4. Grand and Toy does have a sustainable market because there overall sales had grown nearly 35% from 1998 to 2000. In the same period saes had grown from $480 million Canadian to $645 million, while profits rose at an even greater rate. With G& T moving forward with its Ecommerce strategy which they expect to see fifty percent of its sales through in the next three years and always knowing they may have to change it in the future they are able to face traditional and non traditional competitors.
5. Grand & Toy need to design well develop marketing plan to execute above strategies. Computer, Software and technological goods market expected to grow more than 20 per cent. Grand & Toy should aware of this growth and they should expand technological goods capacity. They must offer good deal to government agencies, educational institutions, small and big businesses to convince them to purchase products from their stores. Grand & Toy need to improve their web site for online buyer. Customer should find product and service easily by visiting Grand & Toys’ web site.

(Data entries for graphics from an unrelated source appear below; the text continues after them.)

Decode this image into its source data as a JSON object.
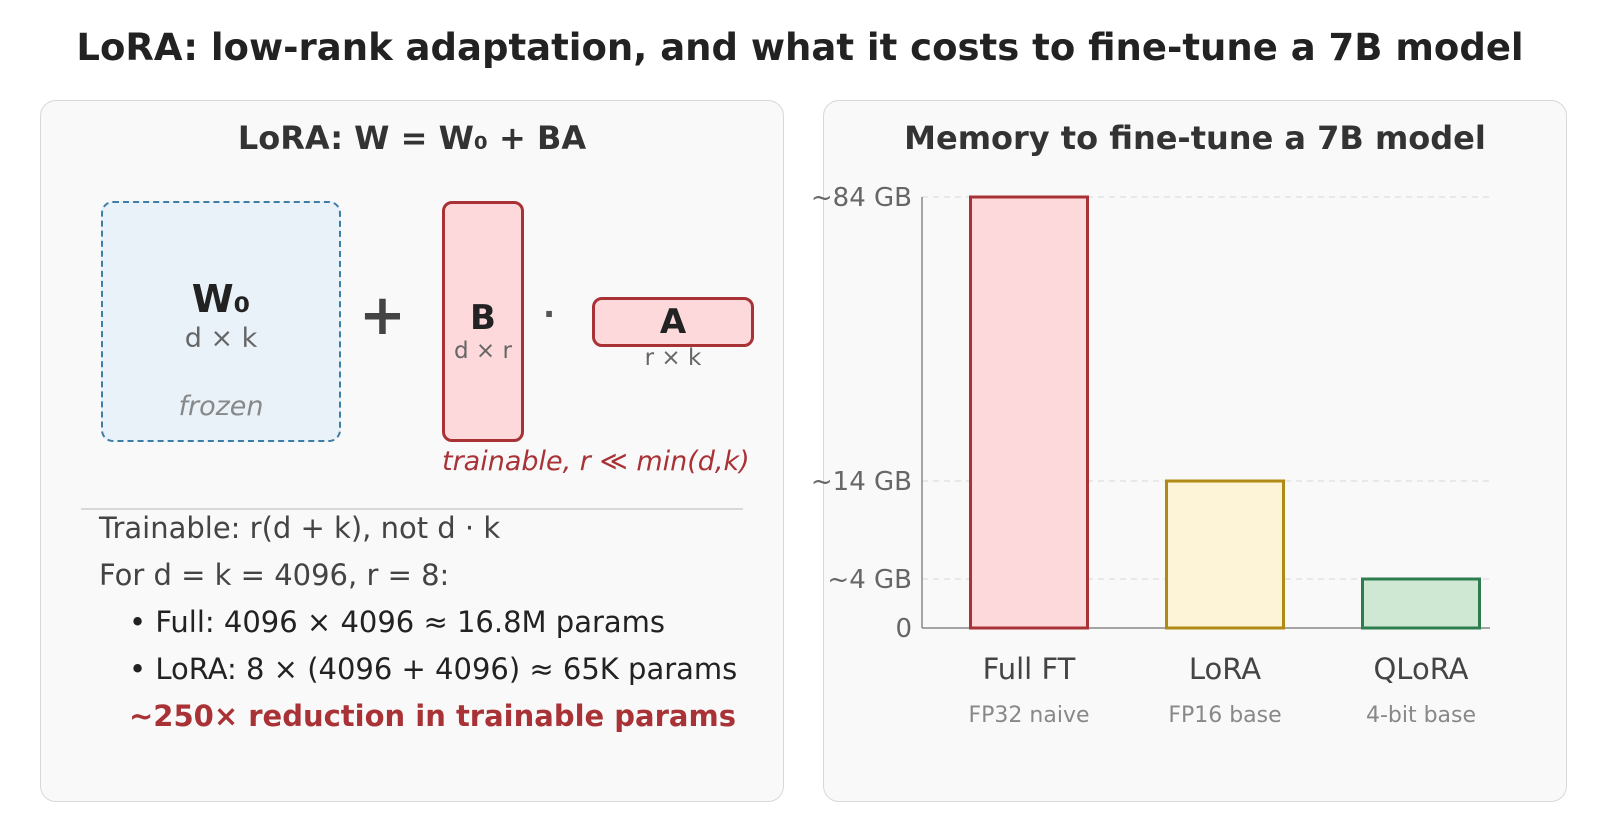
{
  "title": "LoRA: low-rank adaptation, and what it costs to fine-tune a 7B model",
  "left_panel": {
    "title": "LoRA: W = W₀ + BA",
    "w0": {
      "label": "W₀",
      "dims": "d × k",
      "note": "frozen"
    },
    "plus": "+",
    "b": {
      "label": "B",
      "dims": "d × r"
    },
    "dot": "·",
    "a": {
      "label": "A",
      "dims": "r × k"
    },
    "trainable_note": "trainable, r ≪ min(d,k)",
    "lines": [
      "Trainable: r(d + k), not d · k",
      "For d = k = 4096, r = 8:"
    ],
    "bullets": [
      "• Full: 4096 × 4096 ≈ 16.8M params",
      "• LoRA: 8 × (4096 + 4096) ≈ 65K params"
    ],
    "reduction": "~250× reduction in trainable params"
  },
  "right_panel": {
    "title": "Memory to fine-tune a 7B model"
  },
  "chart_data": {
    "type": "bar",
    "categories": [
      "Full FT",
      "LoRA",
      "QLoRA"
    ],
    "category_sublabels": [
      "FP32 naive",
      "FP16 base",
      "4-bit base"
    ],
    "values": [
      84,
      14,
      4
    ],
    "unit": "GB",
    "y_ticks": [
      {
        "value": 0,
        "label": "0"
      },
      {
        "value": 4,
        "label": "~4 GB"
      },
      {
        "value": 14,
        "label": "~14 GB"
      },
      {
        "value": 84,
        "label": "~84 GB"
      }
    ],
    "grid": true,
    "colors": {
      "fill": [
        "#fdd9db",
        "#fdf3d6",
        "#cfe8d3"
      ],
      "stroke": [
        "#a83236",
        "#b08a14",
        "#2e7d4f"
      ]
    }
  }
}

Customer should login, update their information, search products, compare products specification, compare price, buy products, and check the status of the delivery easier than other competitor’s web site.
Expand ordering channels: Grand and Toy is the market leader in office product industry in Canada. They should be a leader based on number of retailer, commercial and stockroom stores. They should expand the capacity of the catalogue mail and phone orders. Grand & Toy should customize service and product. Each customer needs and wants different. If Grand & Toy’s satisfies this need they will make customer happy about the service. Therefore Customer Retention, Frequency and Purchase amount will increase.